350.org Japan, FOE Japan and volunteers engaged in a chain of actions promoting #coaljapan leading up to the G7 Summit in Iseshima, Japan. Our goal was to highlight Japan’s major role in financing international coal and to send a message to Japanese institutional investors to divest from fossil fuels.
One day ahead of the G7 Finance Ministers Meeting, On Thursday, May 19th, we held our first action in front of the Japanese Ministry of Finance to send a clear message to Taro Aso (Japan’s Finance Minister) calling for Japan to immediately end new finance for coal and transition its investments towards renewable energy. 350.org Japan members dressed up wearing “Coal Japan” sashes, and handed out “clean” and “cheap” coal gifts to people commuting to work. The gift contained a lump of coal and a factsheet on why “coal is not “cool” or “clean” – brand jamming the Japanese Government’s “Cool Japan” promotional campaign.
In our second action of the day, we gathered in front of the Japan Bank for International Cooperation (JBIC)–the largest single public financier of coal projects in the world–to oppose financing of coal-fired power plant projects such as those in Batang, Indonesia and Darlipali, India. Both projects are reportedly rife with land-grabs and other human rights abuses.

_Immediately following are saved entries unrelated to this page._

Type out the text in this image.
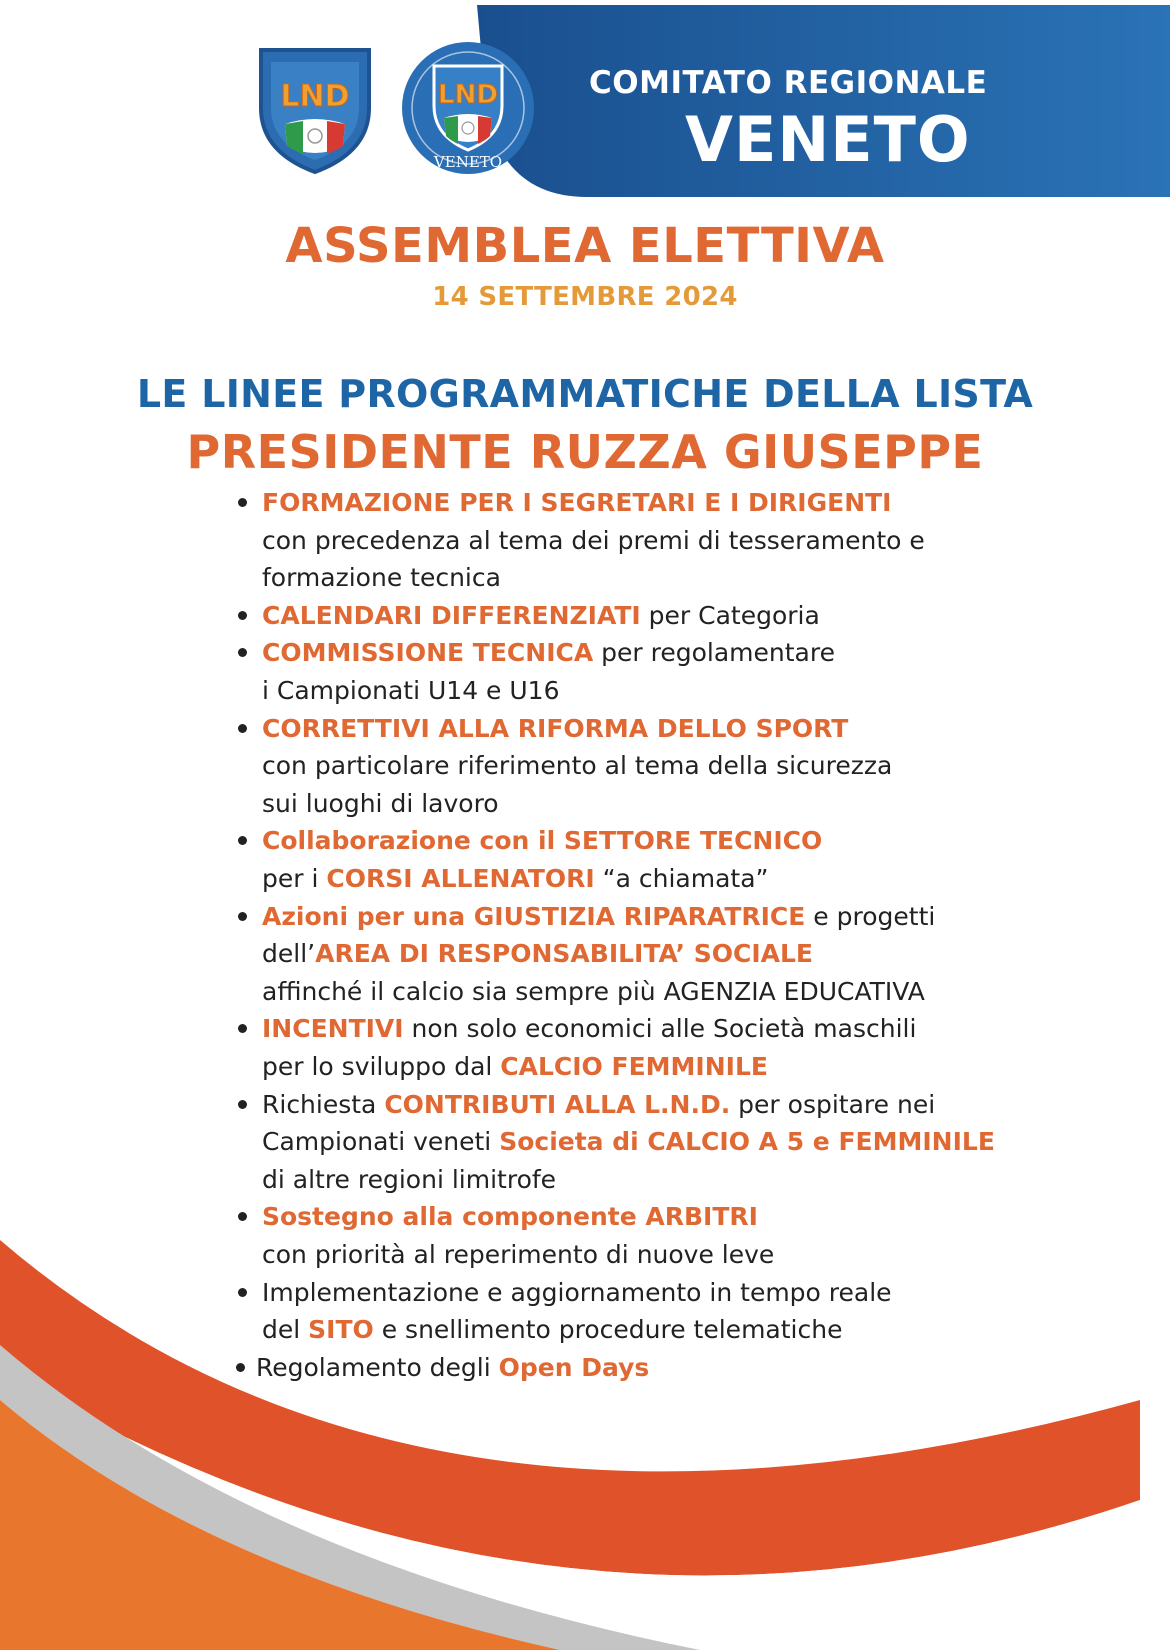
COMITATO REGIONALE
VENETO
LND	LND
VENETO
ASSEMBLEA ELETTIVA
14 SETTEMBRE 2024
LE LINEE PROGRAMMATICHE DELLA LISTA
PRESIDENTE RUZZA GIUSEPPE
FORMAZIONE PER I SEGRETARI E I DIRIGENTI
con precedenza al tema dei premi di tesseramento e
formazione tecnica
CALENDARI DIFFERENZIATI per Categoria
COMMISSIONE TECNICA per regolamentare
i Campionati U14 e U16
CORRETTIVI ALLA RIFORMA DELLO SPORT
con particolare riferimento al tema della sicurezza
sui luoghi di lavoro
Collaborazione con il SETTORE TECNICO
per i CORSI ALLENATORI “a chiamata”
Azioni per una GIUSTIZIA RIPARATRICE e progetti
dell’AREA DI RESPONSABILITA’ SOCIALE
affinché il calcio sia sempre più AGENZIA EDUCATIVA
INCENTIVI non solo economici alle Società maschili
per lo sviluppo dal CALCIO FEMMINILE
Richiesta CONTRIBUTI ALLA L.N.D. per ospitare nei
Campionati veneti Societa di CALCIO A 5 e FEMMINILE
di altre regioni limitrofe
Sostegno alla componente ARBITRI
con priorità al reperimento di nuove leve
Implementazione e aggiornamento in tempo reale
del SITO e snellimento procedure telematiche
Regolamento degli Open Days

For our third action on the 23 May, we conducted a mock award ceremony in front of the IEA Clean Coal Centre’s workshop on high efficiency, low emissions (HELE) coal-fired power plants held in Tokyo attended by IEA officials and clean coal advocates. To highlight the fact that clean coal is not clean (or cool), we presented Prime Minister Shinzo Abe and German Chancellor Angela Merkel the “IEA Clean Coal Award 2016” since the two nations were ranked the worst performers in the G7 Coal Score Card Report published by E3G.